A new study across Austria, England, and Romania finds room for improvement in both public and private schemes that could help encourage risk reduction behaviors and reduce losses in future disasters.

“Currently neither insurance nor governments successfully encourage risk reduction. Increased and more targeted efforts particularly from local authorities will be important, and have the capacity to change the picture. This will be exceedingly important considering extreme events from climate change,” says IIASA researcher Susanne Hanger, who led the study. “This in turn is important for insurance to remain viable and for governments to not overspend on disaster aid.”

The study, published in the journal Risk Analysis, provides a detailed look at different public and private incentives for risk reduction and their association with actual risk reduction behavior, in three European countries.

Public versus private
The study also finds little support for the idea that compensation for flood damage make people less likely to take personal risk reduction measures, such as taking actions to prepare for an eventual flood or installing structures or technologies that can help protect homes from damage. Instead, the study finds that neither private insurance nor public compensation after a disaster is linked to less risk reduction at an individual level.

“There is an idea that public compensation schemes are bad for risk reduction behavior—that is, that if people know they will be compensated in the event of a disaster, they will be less likely to take measures that could help protect their property from damage,” says Hanger.

The new study does not disprove this idea, a tenet of economic theory, but it suggests that if the link does exist, it may not make a difference in overall behavior, which is driven by many different factors. Unfortunately the study suggests that insurers and public authorities may be the least of these factors.

International perspective
The study is one of the first to take a multi-country look at whether insurers’ and public efforts make a difference in flood risk behavior. Hanger and colleagues in Austria, England, and Romania surveyed over 1,800 individuals in the three countries, which have very different insurance and compensation schemes.

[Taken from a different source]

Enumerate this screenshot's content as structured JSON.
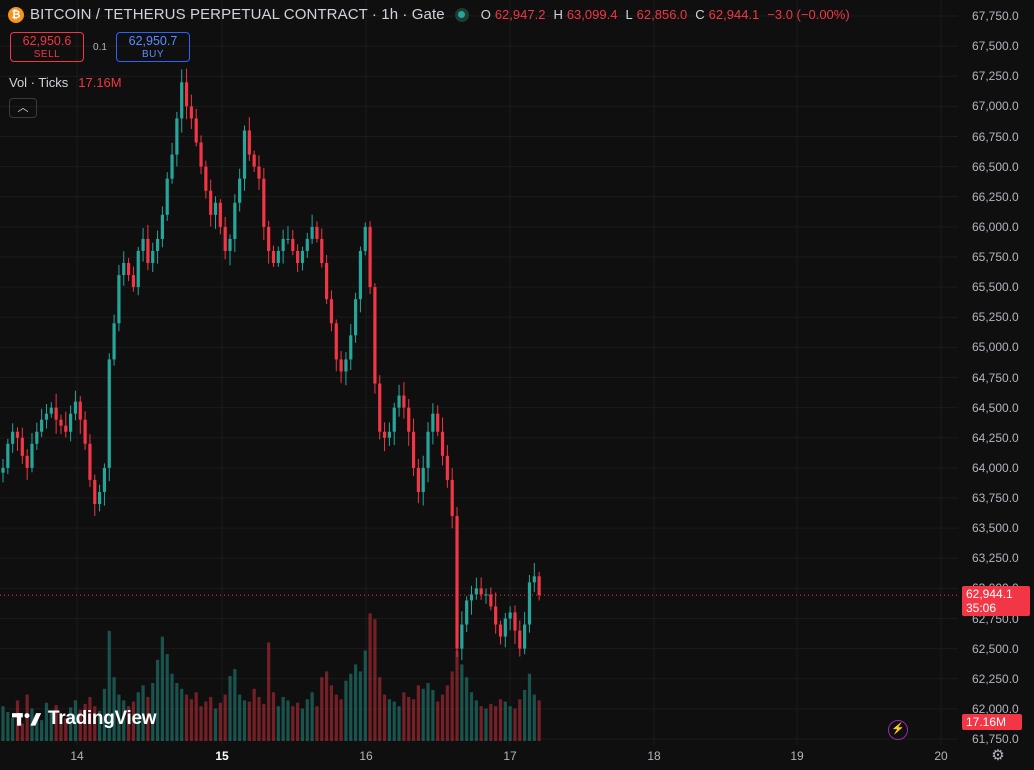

While the researchers found no link between post-disaster compensation and reduced individual preparation, they did find a connection between public infrastructure measures such as flood dams, which may be linked to a sense of increased safety.

In both England and Austria, the researchers found that public risk reduction infrastructure, such as dams and levees, were associated with a lower rate of individual investment in risk reduction measures.

Interestingly, in Romania neither insurer’s nor government efforts showed any effect on household risk reduction behavior. Hanger speculates that this may be a result of insufficient public capacity to provide this kind of support.